Build a complete ML pipeline that trains a classifier on the Iris dataset, evaluates performance, and saves the model for reuse.
What You’ll Build
A script that:
- Loads and explores data
- Splits into train/test sets
- Builds a preprocessing + model pipeline
- Trains and evaluates with cross-validation
- Saves the best model to disk
Setup
pip install scikit-learn pandas matplotlib joblib
Step 1: Load and Explore
import pandas as pd
from sklearn.datasets import load_iris
iris = load_iris()
df = pd.DataFrame(iris.data, columns=iris.feature_names)
df["species"] = iris.target
df["species_name"] = df["species"].map({0: "setosa", 1: "versicolor", 2: "virginica"})
print(df.head())
print(df["species_name"].value_counts())
print(df.describe())
Step 2: Visualize
import matplotlib.pyplot as plt
import seaborn as sns
sns.pairplot(df, hue="species_name")
plt.savefig("iris_pairplot.png")
plt.show()
Step 3: Build Pipeline
from sklearn.model_selection import train_test_split, cross_val_score, GridSearchCV
from sklearn.pipeline import Pipeline
from sklearn.preprocessing import StandardScaler
from sklearn.ensemble import RandomForestClassifier
X = iris.data
y = iris.target
X_train, X_test, y_train, y_test = train_test_split(
X, y, test_size=0.2, random_state=42, stratify=y
)
pipe = Pipeline([
("scaler", StandardScaler()),
("classifier", RandomForestClassifier(random_state=42)),
])
Step 4: Hyperparameter Tuning
param_grid = {
"classifier__n_estimators": [50, 100, 200],
"classifier__max_depth": [None, 5, 10],
}
grid = GridSearchCV(pipe, param_grid, cv=5, scoring="accuracy")

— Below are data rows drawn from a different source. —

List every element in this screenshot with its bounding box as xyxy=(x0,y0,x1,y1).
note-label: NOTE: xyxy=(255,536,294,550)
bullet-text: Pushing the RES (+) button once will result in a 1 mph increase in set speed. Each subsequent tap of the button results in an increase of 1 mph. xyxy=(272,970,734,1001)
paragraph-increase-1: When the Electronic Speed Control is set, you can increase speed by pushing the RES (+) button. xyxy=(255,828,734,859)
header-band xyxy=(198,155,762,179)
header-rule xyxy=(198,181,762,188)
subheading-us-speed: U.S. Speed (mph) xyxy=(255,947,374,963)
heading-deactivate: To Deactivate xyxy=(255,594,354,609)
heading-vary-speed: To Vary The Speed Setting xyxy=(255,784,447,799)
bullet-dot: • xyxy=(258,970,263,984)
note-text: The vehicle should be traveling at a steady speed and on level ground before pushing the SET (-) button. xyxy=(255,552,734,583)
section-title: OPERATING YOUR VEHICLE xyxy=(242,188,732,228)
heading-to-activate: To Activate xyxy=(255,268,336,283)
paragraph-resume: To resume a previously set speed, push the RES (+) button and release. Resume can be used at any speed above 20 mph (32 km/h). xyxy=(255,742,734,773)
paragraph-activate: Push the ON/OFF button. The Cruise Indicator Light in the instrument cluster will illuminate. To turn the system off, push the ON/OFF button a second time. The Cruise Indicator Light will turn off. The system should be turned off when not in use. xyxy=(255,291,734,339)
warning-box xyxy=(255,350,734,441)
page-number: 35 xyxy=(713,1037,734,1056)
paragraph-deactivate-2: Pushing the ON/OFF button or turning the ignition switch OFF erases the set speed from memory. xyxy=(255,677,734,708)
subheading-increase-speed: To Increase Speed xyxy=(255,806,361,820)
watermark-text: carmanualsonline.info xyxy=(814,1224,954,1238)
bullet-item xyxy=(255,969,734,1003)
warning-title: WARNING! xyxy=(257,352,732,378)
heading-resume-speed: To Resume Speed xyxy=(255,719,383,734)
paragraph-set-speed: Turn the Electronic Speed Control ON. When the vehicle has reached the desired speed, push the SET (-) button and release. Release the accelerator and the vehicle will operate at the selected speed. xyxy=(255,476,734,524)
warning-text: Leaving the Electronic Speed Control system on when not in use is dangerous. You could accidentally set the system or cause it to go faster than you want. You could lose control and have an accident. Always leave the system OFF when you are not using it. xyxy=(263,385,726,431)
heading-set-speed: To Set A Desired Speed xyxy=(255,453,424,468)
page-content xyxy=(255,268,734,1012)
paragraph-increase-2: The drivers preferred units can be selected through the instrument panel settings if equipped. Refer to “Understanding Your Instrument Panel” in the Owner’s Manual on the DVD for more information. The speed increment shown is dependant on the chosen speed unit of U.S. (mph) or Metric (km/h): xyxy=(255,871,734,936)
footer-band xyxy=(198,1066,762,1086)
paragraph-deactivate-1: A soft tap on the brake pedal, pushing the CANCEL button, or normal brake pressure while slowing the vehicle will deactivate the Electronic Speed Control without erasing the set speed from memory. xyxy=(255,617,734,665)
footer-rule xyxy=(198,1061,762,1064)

grid.fit(X_train, y_train)
print(f"Best params: {grid.best_params_}")
print(f"Best CV score: {grid.best_score_:.3f}")
print(f"Test score: {grid.score(X_test, y_test):.3f}")
Step 5: Evaluate
from sklearn.metrics import classification_report, confusion_matrix
y_pred = grid.predict(X_test)
print(classification_report(y_test, y_pred, target_names=iris.target_names))
print(confusion_matrix(y_test, y_pred))
Step 6: Save and Load Model
import joblib
joblib.dump(grid.best_estimator_, "iris_model.pkl")
loaded = joblib.load("iris_model.pkl")
sample = [[5.1, 3.5, 1.4, 0.2]]
prediction = loaded.predict(sample)
print(f"Predicted species: {iris.target_names[prediction[0]]}")
Step 7: Prediction Function
def predict_species(sepal_length, sepal_width, petal_length, petal_width):
model = joblib.load("iris_model.pkl")
features = [[sepal_length, sepal_width, petal_length, petal_width]]
pred = model.predict(features)[0]
return iris.target_names[pred]
print(predict_species(5.1, 3.5, 1.4, 0.2)) # setosa
Concepts Applied
Bonus Challenges
- Try different algorithms (SVM, Gradient Boosting) and compare
- Use a real-world dataset from Kaggle
- Build a CLI that accepts measurements and returns predictions (CLI Apps)
- Wrap the model in a FastAPI endpoint (REST API Project)
- Add feature importance visualization
This project teaches the standard ML workflow used in every data science team.